The EFCC also noted that both Don Parker Properties Limited and Building Associates Limited, being real estate companies, were required by the law to be registered as Designated Non-Financial Institutions (DNFIs) and to file periodic currency transaction reports in compliance with the Money Laundering Act and the 2013 SCUML Regulations.

However, evidence before the court showed that they failed to fulfil these statutory obligations.

In urging the court to convict the defendants, the prosecution submitted that the payments received from Starline Consultancy and the properties acquired therefrom constitute unlawful proceeds arising from corrupt gratification within the meaning of the ICPC Act, and therefore qualify as predicate offences under the Money Laundering (Prohibition) Act.

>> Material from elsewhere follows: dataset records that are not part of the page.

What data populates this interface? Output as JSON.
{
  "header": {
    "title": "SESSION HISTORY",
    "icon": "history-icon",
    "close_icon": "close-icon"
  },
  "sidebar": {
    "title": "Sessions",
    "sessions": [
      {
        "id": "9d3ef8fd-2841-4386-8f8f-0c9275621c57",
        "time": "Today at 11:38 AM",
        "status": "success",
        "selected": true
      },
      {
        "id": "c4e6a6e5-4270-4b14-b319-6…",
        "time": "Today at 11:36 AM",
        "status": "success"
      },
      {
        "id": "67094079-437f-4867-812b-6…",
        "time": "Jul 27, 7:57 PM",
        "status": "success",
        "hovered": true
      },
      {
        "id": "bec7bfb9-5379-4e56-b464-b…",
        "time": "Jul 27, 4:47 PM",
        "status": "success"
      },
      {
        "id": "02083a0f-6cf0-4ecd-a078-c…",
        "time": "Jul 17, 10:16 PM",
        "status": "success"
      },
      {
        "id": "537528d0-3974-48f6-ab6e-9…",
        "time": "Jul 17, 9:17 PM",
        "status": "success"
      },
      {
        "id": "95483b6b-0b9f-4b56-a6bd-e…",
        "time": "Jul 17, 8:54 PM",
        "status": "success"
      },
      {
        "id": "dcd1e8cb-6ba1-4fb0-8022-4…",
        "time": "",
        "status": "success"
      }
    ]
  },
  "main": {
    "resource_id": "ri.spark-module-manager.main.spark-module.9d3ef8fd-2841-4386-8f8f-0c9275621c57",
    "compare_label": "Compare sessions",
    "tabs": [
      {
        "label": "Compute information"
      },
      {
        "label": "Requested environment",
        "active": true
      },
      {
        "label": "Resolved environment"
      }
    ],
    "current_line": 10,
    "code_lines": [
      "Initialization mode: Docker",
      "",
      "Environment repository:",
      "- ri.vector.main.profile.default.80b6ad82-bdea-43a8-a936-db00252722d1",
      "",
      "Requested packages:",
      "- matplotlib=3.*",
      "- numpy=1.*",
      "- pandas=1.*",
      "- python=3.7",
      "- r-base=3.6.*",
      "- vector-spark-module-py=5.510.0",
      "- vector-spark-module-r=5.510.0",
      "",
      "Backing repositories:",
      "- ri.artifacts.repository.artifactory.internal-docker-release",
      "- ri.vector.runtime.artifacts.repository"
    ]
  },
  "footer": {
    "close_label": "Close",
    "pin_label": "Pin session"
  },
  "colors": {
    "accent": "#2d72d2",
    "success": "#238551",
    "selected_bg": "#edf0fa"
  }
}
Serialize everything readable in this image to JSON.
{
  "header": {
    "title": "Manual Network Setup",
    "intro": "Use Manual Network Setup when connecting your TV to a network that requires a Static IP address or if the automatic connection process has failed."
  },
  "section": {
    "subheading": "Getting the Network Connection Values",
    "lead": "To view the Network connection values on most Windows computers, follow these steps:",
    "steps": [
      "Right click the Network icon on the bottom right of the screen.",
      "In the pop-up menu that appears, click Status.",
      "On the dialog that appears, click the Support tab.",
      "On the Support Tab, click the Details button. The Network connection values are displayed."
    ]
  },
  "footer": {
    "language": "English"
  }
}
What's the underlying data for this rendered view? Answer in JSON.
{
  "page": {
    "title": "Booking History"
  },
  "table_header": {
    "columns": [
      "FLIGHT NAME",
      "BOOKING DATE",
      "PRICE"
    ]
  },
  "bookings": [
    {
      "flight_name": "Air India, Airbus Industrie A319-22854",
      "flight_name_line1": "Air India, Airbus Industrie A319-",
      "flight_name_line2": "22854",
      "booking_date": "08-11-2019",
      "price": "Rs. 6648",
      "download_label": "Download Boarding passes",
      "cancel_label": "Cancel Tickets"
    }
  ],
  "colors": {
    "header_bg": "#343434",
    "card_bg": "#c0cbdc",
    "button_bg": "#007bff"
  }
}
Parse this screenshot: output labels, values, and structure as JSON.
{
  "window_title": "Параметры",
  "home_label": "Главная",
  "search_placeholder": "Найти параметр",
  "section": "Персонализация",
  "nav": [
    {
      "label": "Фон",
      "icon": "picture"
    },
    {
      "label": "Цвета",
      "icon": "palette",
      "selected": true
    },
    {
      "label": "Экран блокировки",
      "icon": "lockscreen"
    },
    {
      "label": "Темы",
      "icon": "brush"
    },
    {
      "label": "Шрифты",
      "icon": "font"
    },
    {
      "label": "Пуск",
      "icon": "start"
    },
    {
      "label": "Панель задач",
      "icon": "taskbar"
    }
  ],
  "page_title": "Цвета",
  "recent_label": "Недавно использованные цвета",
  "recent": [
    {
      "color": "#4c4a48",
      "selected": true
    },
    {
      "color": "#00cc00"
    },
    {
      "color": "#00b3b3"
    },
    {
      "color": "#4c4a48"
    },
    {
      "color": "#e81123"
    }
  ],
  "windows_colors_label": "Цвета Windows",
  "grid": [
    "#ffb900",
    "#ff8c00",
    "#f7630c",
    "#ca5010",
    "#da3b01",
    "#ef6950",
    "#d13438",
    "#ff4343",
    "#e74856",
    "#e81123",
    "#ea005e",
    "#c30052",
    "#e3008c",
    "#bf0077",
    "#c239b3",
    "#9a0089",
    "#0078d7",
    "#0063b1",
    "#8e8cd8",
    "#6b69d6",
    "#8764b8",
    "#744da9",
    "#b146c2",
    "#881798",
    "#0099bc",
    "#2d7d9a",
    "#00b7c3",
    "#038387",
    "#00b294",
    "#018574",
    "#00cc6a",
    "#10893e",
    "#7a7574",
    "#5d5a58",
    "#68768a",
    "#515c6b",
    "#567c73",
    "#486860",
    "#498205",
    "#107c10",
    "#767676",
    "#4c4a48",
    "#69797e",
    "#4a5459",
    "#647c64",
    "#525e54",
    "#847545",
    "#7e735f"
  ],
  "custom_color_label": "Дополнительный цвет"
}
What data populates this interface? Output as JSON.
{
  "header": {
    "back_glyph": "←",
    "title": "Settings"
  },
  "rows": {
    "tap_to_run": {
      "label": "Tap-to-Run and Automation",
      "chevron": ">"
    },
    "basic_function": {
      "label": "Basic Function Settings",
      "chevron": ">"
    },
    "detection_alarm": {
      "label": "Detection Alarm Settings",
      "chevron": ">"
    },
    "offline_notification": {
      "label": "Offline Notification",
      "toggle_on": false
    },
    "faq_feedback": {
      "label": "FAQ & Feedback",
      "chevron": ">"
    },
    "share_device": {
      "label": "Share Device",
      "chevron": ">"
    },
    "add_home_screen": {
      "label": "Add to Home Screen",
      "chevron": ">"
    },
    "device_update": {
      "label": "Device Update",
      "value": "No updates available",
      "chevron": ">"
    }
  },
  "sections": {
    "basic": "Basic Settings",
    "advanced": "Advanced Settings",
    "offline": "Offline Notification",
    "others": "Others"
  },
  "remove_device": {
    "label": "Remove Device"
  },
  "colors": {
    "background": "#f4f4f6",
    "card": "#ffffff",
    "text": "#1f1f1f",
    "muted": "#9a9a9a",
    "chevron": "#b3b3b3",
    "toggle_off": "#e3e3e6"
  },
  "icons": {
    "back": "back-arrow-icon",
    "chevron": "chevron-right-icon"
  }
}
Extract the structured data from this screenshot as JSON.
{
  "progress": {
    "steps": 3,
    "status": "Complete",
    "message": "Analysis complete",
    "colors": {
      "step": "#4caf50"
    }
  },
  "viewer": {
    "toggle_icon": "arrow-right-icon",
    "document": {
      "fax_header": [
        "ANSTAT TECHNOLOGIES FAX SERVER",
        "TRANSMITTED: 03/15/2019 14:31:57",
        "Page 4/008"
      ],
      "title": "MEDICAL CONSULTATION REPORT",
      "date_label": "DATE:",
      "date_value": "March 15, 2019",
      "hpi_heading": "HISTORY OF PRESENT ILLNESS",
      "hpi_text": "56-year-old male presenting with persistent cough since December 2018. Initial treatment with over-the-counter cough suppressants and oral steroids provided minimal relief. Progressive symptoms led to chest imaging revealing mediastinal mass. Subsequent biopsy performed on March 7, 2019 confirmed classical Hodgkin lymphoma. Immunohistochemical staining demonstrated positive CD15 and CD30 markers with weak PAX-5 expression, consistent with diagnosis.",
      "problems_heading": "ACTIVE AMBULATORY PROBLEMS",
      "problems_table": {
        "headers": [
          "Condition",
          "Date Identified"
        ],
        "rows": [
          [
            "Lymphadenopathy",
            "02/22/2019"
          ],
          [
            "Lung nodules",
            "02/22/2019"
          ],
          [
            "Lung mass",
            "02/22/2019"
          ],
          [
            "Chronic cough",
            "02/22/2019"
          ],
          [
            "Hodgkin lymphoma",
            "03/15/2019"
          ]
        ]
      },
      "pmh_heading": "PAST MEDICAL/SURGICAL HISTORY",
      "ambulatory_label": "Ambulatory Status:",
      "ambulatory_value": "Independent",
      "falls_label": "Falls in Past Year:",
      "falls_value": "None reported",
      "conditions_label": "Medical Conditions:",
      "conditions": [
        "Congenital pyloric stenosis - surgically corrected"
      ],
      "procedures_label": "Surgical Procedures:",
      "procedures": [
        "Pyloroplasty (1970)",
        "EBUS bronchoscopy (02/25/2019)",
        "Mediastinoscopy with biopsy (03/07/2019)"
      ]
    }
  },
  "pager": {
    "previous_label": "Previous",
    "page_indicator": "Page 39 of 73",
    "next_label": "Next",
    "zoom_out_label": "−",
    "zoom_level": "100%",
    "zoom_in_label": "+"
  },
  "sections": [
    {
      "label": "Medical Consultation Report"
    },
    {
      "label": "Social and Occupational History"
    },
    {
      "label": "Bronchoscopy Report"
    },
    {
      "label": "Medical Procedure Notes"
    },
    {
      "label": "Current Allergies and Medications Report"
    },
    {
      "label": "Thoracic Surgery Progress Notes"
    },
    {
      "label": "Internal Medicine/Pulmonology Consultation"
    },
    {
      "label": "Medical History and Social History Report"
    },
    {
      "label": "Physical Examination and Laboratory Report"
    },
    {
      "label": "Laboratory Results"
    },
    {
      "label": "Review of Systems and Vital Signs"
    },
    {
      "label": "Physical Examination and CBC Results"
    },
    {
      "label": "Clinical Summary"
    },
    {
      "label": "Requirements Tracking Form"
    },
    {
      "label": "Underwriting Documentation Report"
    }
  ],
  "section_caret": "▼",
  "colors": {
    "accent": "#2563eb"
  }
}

The prosecution also argued that the defendants engaged in deliberate acts of concealment, conversion, transfer and retention of proceeds of unlawful activities.

He further stated that the testimonies of the defendants were riddled with contradictions and unsupported by documentary evidence.

While adopting its final address, the Commission, through the prosecution counsel, submitted that it had proved all charges against the defendants beyond reasonable doubts and also urged the court to so hold.

The case was adjourned till March 3, 2026 for judgment.